You have worked through the young+female engineer thing where it takes a while for snarly or slack-jawed reactions on construction sites to abate but then you get transplanted to PoorCountry. In PoorCountry, seniority and a professional education really matter. Not by coincidence then, engineers are (usually) men, they’ve had an education and are older than you. You ostensibly become their line manager. Your organisation is bringing a nice, non-hierarchical and participatory togetherness ethos but laying it over a society and a profession where hierarchy is paramount. Tricksome.
Then during a chance crossing from PoorishCountry into QuiteRichCountry, you get detained and feel a bit paranoid and affronted that the person detaining you looks about 12 and has a gun AND is female. You are ashamed to realise it’s because you also now think young+female should not mean that kind of power. You feel old. It reminds you of coming back from a remote, conservative area to a UN meeting and being embarrassed for yet another bronzed Euro-Intern looking so naked in a strappy top.
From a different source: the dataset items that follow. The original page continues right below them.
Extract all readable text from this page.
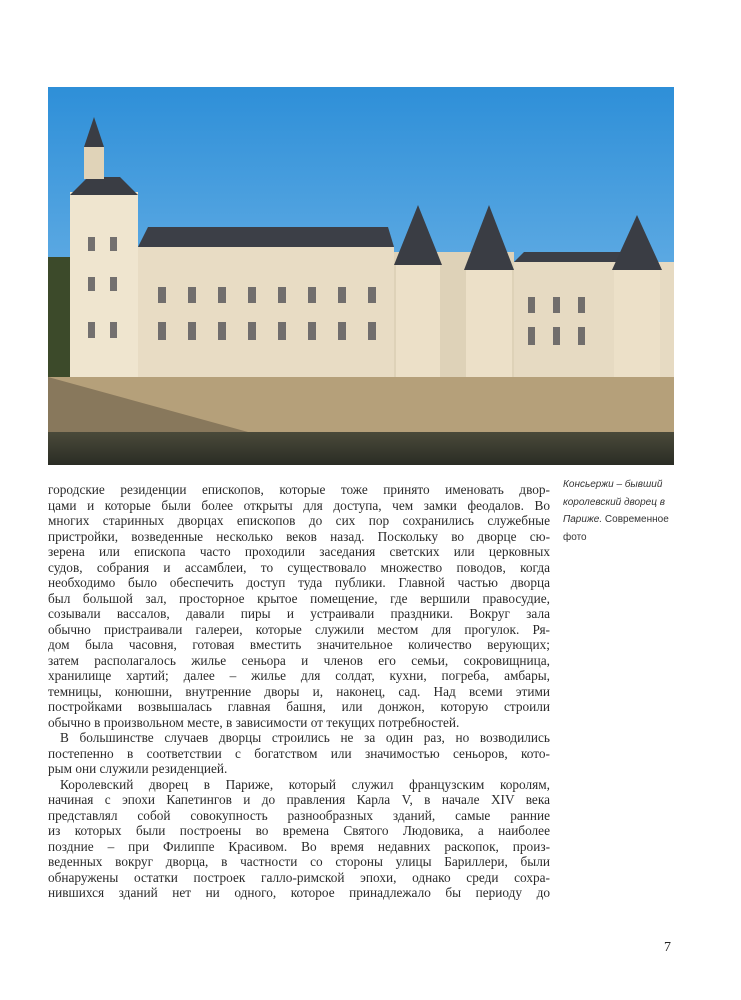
городские резиденции епископов, которые тоже принято именовать двор-
цами и которые были более открыты для доступа, чем замки феодалов. Во
многих старинных дворцах епископов до сих пор сохранились служебные
пристройки, возведенные несколько веков назад. Поскольку во дворце сю-
зерена или епископа часто проходили заседания светских или церковных
судов, собрания и ассамблеи, то существовало множество поводов, когда
необходимо было обеспечить доступ туда публики. Главной частью дворца
был большой зал, просторное крытое помещение, где вершили правосудие,
созывали вассалов, давали пиры и устраивали праздники. Вокруг зала
обычно пристраивали галереи, которые служили местом для прогулок. Ря-
дом была часовня, готовая вместить значительное количество верующих;
затем располагалось жилье сеньора и членов его семьи, сокровищница,
хранилище хартий; далее – жилье для солдат, кухни, погреба, амбары,
темницы, конюшни, внутренние дворы и, наконец, сад. Над всеми этими
постройками возвышалась главная башня, или донжон, которую строили
обычно в произвольном месте, в зависимости от текущих потребностей.
В большинстве случаев дворцы строились не за один раз, но возводились
постепенно в соответствии с богатством или значимостью сеньоров, кото-
рым они служили резиденцией.
Королевский дворец в Париже, который служил французским королям,
начиная с эпохи Капетингов и до правления Карла V, в начале XIV века
представлял собой совокупность разнообразных зданий, самые ранние
из которых были построены во времена Святого Людовика, а наиболее
поздние – при Филиппе Красивом. Во время недавних раскопок, произ-
веденных вокруг дворца, в частности со стороны улицы Бариллери, были
обнаружены остатки построек галло-римской эпохи, однако среди сохра-
нившихся зданий нет ни одного, которое принадлежало бы периоду до
Консьержи – бывший королевский дворец в Париже. Современное фото
7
Then you wonder how that might feel if you were a 50 year old engineer from PoorCountry or a droopy-tashed foreman with 30 years experience from ReallyPoorCountry. Oh gawd, this is SO AWKWARD.
Then to top it off you also feel a bit gross and guilty about being gay in all these Poor Countries that outlaw it. You even start to sympathise with resistance to gay marriage because you can see how someone might see it as a premature extension of certain material privileges before everyone has been allowed to catch up; before other things are fair. But then you see a bling foreign-style wedding and think but isn’t all marriage a bit gay? The only difference between these two people, equal and homogeneous on all other socio-economic indicators (and this is a major prospective spousal filtering priority) in this UpAndComingCountry, is that one is a dude and one is a chick.
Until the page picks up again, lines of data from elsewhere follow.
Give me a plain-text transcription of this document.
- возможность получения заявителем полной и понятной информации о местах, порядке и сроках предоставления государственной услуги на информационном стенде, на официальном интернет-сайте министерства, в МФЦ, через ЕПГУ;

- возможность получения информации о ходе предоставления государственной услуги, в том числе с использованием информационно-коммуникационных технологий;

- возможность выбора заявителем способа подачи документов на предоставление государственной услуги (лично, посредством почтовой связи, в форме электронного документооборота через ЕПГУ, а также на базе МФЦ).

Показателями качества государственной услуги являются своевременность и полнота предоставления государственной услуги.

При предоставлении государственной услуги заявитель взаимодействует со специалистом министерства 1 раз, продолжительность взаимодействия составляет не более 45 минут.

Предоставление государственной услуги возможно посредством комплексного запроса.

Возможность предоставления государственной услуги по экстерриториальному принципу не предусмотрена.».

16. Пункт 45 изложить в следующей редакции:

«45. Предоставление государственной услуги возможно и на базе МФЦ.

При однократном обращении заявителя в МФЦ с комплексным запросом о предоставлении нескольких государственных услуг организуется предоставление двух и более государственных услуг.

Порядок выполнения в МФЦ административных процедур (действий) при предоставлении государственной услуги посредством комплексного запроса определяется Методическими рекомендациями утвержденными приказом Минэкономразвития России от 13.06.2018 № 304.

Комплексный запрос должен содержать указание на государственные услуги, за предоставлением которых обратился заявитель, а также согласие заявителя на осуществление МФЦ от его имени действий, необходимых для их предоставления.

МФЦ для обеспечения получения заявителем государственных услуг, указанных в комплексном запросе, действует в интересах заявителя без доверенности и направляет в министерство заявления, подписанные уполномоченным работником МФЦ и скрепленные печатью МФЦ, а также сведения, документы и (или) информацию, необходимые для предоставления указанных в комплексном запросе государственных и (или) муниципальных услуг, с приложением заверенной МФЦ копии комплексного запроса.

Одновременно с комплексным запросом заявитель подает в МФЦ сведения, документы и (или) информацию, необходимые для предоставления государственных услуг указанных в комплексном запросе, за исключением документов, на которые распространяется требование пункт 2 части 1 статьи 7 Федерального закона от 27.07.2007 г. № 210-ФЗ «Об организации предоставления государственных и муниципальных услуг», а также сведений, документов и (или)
These days you get invited – guess why – to answer the (one) question on “shelter and gender”. But here’s the thing: surely you don’t have to be a woman (or a gender specialist, for that matter) to wonder about sex and power. You read the “gender paragraph” reporting the percentage of female-headed households on an NGO beneficiary list and think, jeez, this is without any context or curiosity about sex and power. You see articles like this and realise that there are other people who find it sad – even deliberate or sinister – that honour crimes or EsGeeBeeVee (SGBV = Sexual and Gender Based Violence) (which are real and horrific) are still all the world knows about the relations between men and women, power or inequality in that PoorButStrategicallyImportantCountry. Then you hear a journalist called Shereen El Feki on the radio saying “not all men are powerful in the hetero-patriarchy” and you think, tell me about it.
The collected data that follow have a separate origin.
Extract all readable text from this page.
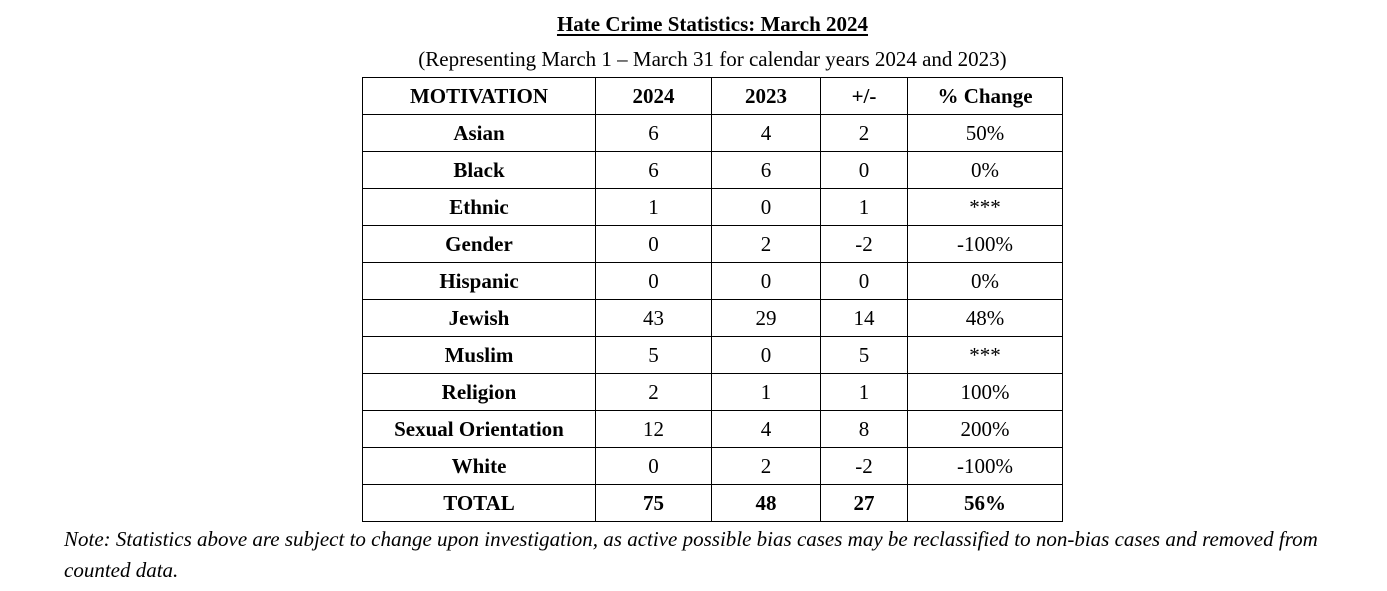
Hate Crime Statistics: March 2024
(Representing March 1 – March 31 for calendar years 2024 and 2023)
MOTIVATION	2024	2023	+/-	% Change
Asian	6	4	2	50%
Black	6	6	0	0%
Ethnic	1	0	1	***
Gender	0	2	-2	-100%
Hispanic	0	0	0	0%
Jewish	43	29	14	48%
Muslim	5	0	5	***
Religion	2	1	1	100%
Sexual Orientation	12	4	8	200%
White	0	2	-2	-100%
TOTAL	75	48	27	56%
Note: Statistics above are subject to change upon investigation, as active possible bias cases may be reclassified to non-bias cases and removed from counted data.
I know conflating my frustration at the international humanitarian system with some more difficult, generalised distrust of the hetero-patriarchy is not helpful but it’s an advance on an “overarching singular way of thinking” (dismissed resoundingly by Michael Sandel here). It gets me away from a predisposition towards a black and white world view but means that I am fated to wish constantly for order, while simultaneously being madly irritated by ambiguity and by the people (and the hetero-patriarchy) who see none.